AJP Rep. 2024 Apr 16;14(2):e111-e119. doi: 10.1055/a-2207-9917. eCollection 2024 Apr.

Abstract

Objectives We sought to describe characteristics of mechanically ventilated pregnant patients, evaluate utilization of low-tidal-volume ventilation (LTVV) and high-tidal-volume ventilation (HTVV) by trimester, and describe maternal and fetal outcomes by ventilation strategy. Study Design This is a retrospective cohort study of pregnant women with mechanical ventilation for greater than 24 hours between July 2012 and August 2020 at a tertiary care academic medical center. We defined LTVV as average daily tidal volume 8 mL/kg of less of predicted body weight, and HTVV as greater than 8 mL/kg. We examined demographic characteristics, maternal and fetal characteristics, and outcomes by ventilation strategy. Results We identified 52 ventilated pregnant women, 43 had LTVV, and 9 had HTVV. Acute respiratory distress syndrome occurred in 73% ( N = 38) of patients, and infection was a common indication for ventilation ( N = 33, 63%). Patients had LTVV more often than HTVV in all trimesters. Obstetric complications occurred frequently, 21% ( N = 11) experienced preeclampsia or eclampsia, and among 43 patients with available delivery data, 60% delivered preterm ( N = 26) and 16% had fetal demise ( N = 7). Conclusion LTVV was utilized more often than HTVV among pregnant women in all trimesters. There was a high prevalence of maternal and fetal morbidity and fetal mortality among our cohort. Key Points Our center utilized low tidal more often than high-tidal-volume ventilation during all trimesters of pregnancy.Prone positioning can be performed at advanced gestations.Infection is a common cause of antepartum ventilation.

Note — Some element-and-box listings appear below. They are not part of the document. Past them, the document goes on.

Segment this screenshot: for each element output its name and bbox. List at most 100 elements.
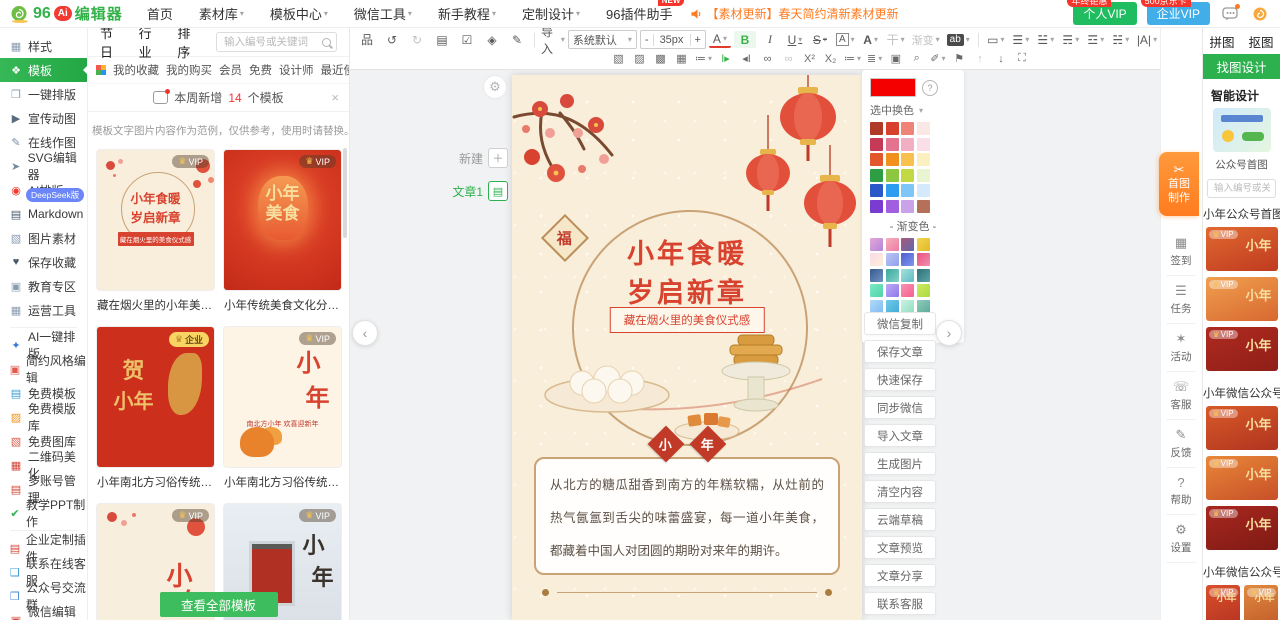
cover-thumbnail[interactable]: ♛VIP小年 (1206, 277, 1278, 321)
color-swatch[interactable] (901, 122, 914, 135)
gradient-swatch[interactable] (870, 253, 883, 266)
find-replace-icon[interactable]: ⌕ (908, 50, 925, 67)
current-color-swatch[interactable] (870, 78, 916, 97)
search-icon[interactable] (322, 38, 331, 47)
rail-item-settings[interactable]: ⚙设置 (1166, 515, 1196, 563)
cover-thumbnail[interactable]: ♛VIP小年 (1206, 327, 1278, 371)
sync-wechat-button[interactable]: 同步微信 (864, 396, 936, 419)
gradient-swatch[interactable] (901, 238, 914, 251)
article-preview-button[interactable]: 文章预览 (864, 536, 936, 559)
gradient-swatch[interactable] (870, 284, 883, 297)
rail-item-events[interactable]: ✶活动 (1166, 324, 1196, 372)
template-search-input[interactable] (222, 35, 318, 49)
list-style-icon[interactable]: ≔▾ (694, 50, 713, 67)
sidebar-item-one-click-layout[interactable]: ❐一键排版 (0, 82, 87, 106)
sidebar-item-teaching-ppt[interactable]: ✔教学PPT制作 (0, 501, 87, 525)
smart-design-sample-card[interactable] (1213, 108, 1271, 152)
rail-item-tasks[interactable]: ☰任务 (1166, 276, 1196, 324)
fullscreen-icon[interactable]: ⛶ (1014, 50, 1031, 67)
nav-home[interactable]: 首页 (147, 4, 173, 23)
template-card[interactable]: ♛VIP 小年食暖 岁启新章 藏在烟火里的美食仪式感 藏在烟火里的小年美食仪..… (96, 149, 215, 313)
save-article-button[interactable]: 保存文章 (864, 340, 936, 363)
gradient-swatch[interactable] (917, 269, 930, 282)
import-button[interactable]: 导入▾ (541, 28, 565, 57)
gradient-swatch[interactable] (886, 238, 899, 251)
template-thumbnail[interactable]: ♛VIP 小年食暖 岁启新章 藏在烟火里的美食仪式感 (96, 149, 215, 291)
rail-item-check-in[interactable]: ▦签到 (1166, 228, 1196, 276)
rail-item-feedback[interactable]: ✎反馈 (1166, 420, 1196, 468)
gradient-swatch[interactable] (917, 253, 930, 266)
change-selected-color-button[interactable]: 选中换色▾ (870, 102, 956, 118)
strikethrough-icon[interactable]: S▾ (809, 31, 831, 48)
color-swatch[interactable] (886, 184, 899, 197)
cloud-draft-button[interactable]: 云端草稿 (864, 508, 936, 531)
superscript-icon[interactable]: X² (801, 50, 818, 67)
template-card[interactable]: ♛VIP 小年 美食 小年传统美食文化分享模板 (223, 149, 342, 313)
color-swatch[interactable] (870, 138, 883, 151)
color-swatch[interactable] (917, 200, 930, 213)
gradient-swatch[interactable] (901, 284, 914, 297)
canvas-next-arrow[interactable]: › (936, 320, 962, 346)
outdent-icon[interactable]: ◂I (738, 50, 755, 67)
highlight-icon[interactable]: ab▾ (945, 31, 972, 48)
italic-icon[interactable]: I (759, 31, 781, 48)
quick-save-button[interactable]: 快速保存 (864, 368, 936, 391)
tab-industry[interactable]: 行业 (139, 28, 154, 61)
link-my-favorites[interactable]: 我的收藏 (113, 62, 159, 78)
color-swatch[interactable] (870, 184, 883, 197)
line-height-icon[interactable]: ☲▾ (1085, 31, 1107, 48)
search-icon[interactable] (1275, 184, 1276, 193)
personal-vip-button[interactable]: 年终钜惠 个人VIP (1073, 2, 1136, 25)
color-swatch[interactable] (917, 122, 930, 135)
link-free[interactable]: 免费 (249, 62, 272, 78)
tab-festival[interactable]: 节日 (100, 28, 115, 61)
gradient-swatch[interactable] (917, 300, 930, 313)
rail-item-help[interactable]: ?帮助 (1166, 468, 1196, 515)
nav-custom-design[interactable]: 定制设计▾ (522, 4, 580, 23)
color-swatch[interactable] (886, 138, 899, 151)
char-border-icon[interactable]: A▾ (834, 31, 857, 48)
vertical-align-icon[interactable]: ☴▾ (1060, 31, 1082, 48)
gradient-swatch[interactable] (901, 253, 914, 266)
subscript-icon[interactable]: X₂ (822, 50, 839, 67)
contact-service-button[interactable]: 联系客服 (864, 592, 936, 615)
color-swatch[interactable] (886, 169, 899, 182)
font-family-select[interactable]: 系统默认▾ (568, 30, 637, 49)
tab-cutout[interactable]: 抠图 (1249, 32, 1274, 51)
color-swatch[interactable] (870, 153, 883, 166)
panel-scrollbar[interactable] (343, 148, 347, 238)
enterprise-vip-button[interactable]: 500京东卡 企业VIP (1147, 2, 1210, 25)
bullet-list-icon[interactable]: ≔▾ (843, 50, 862, 67)
import-article-button[interactable]: 导入文章 (864, 424, 936, 447)
color-swatch[interactable] (917, 153, 930, 166)
sidebar-item-wechat-editor[interactable]: ▣微信编辑器 (0, 608, 87, 620)
undo-icon[interactable]: ↺ (381, 31, 403, 48)
article-share-button[interactable]: 文章分享 (864, 564, 936, 587)
ordered-list-icon[interactable]: ≣▾ (866, 50, 883, 67)
color-swatch[interactable] (917, 138, 930, 151)
nav-material-library[interactable]: 素材库▾ (199, 4, 244, 23)
sidebar-item-free-template-lib[interactable]: ▨免费模版库 (0, 405, 87, 429)
find-image-design-button[interactable]: 找图设计 (1203, 54, 1280, 79)
table-icon[interactable]: ▦ (673, 50, 690, 67)
article-tab-1[interactable]: 文章1▤ (452, 181, 508, 201)
template-thumbnail[interactable]: ♛VIP 小 年 南北方小年 欢喜迎新年 (223, 326, 342, 468)
gradient-swatch[interactable] (870, 238, 883, 251)
color-swatch[interactable] (870, 200, 883, 213)
align-center-icon[interactable]: ☰▾ (1010, 31, 1032, 48)
nav-wechat-tools[interactable]: 微信工具▾ (354, 4, 412, 23)
wechat-copy-button[interactable]: 微信复制 (864, 312, 936, 335)
tab-collage[interactable]: 拼图 (1209, 32, 1234, 51)
cover-thumbnail[interactable]: ♛VIP小年 (1206, 456, 1278, 500)
paste-icon[interactable]: ▣ (887, 50, 904, 67)
canvas-settings-gear-icon[interactable]: ⚙ (484, 76, 506, 98)
color-swatch[interactable] (901, 169, 914, 182)
image-icon[interactable]: ▧ (610, 50, 627, 67)
banner-close-icon[interactable]: × (331, 90, 339, 105)
color-swatch[interactable] (901, 153, 914, 166)
color-swatch[interactable] (901, 138, 914, 151)
sidebar-item-templates[interactable]: ❖模板 (0, 58, 87, 82)
link-my-purchases[interactable]: 我的购买 (166, 62, 212, 78)
clear-content-button[interactable]: 清空内容 (864, 480, 936, 503)
gradient-swatch[interactable] (917, 284, 930, 297)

Keywords: low-tidal-volume ventilation; mechanical ventilation; obstetric; pregnancy; respiratory illness.

Grants and funding

Funding Y.K. has received consulting fees from Gilead Sciences. This work was supported by U.S. Department of Health and Human Services, National Institutes of Health/Office of Research on Women's Health Building Interdisciplinary Research Careers in Women's Health (BIRCWH) NIH K12HD043441 scholar funds to A.H.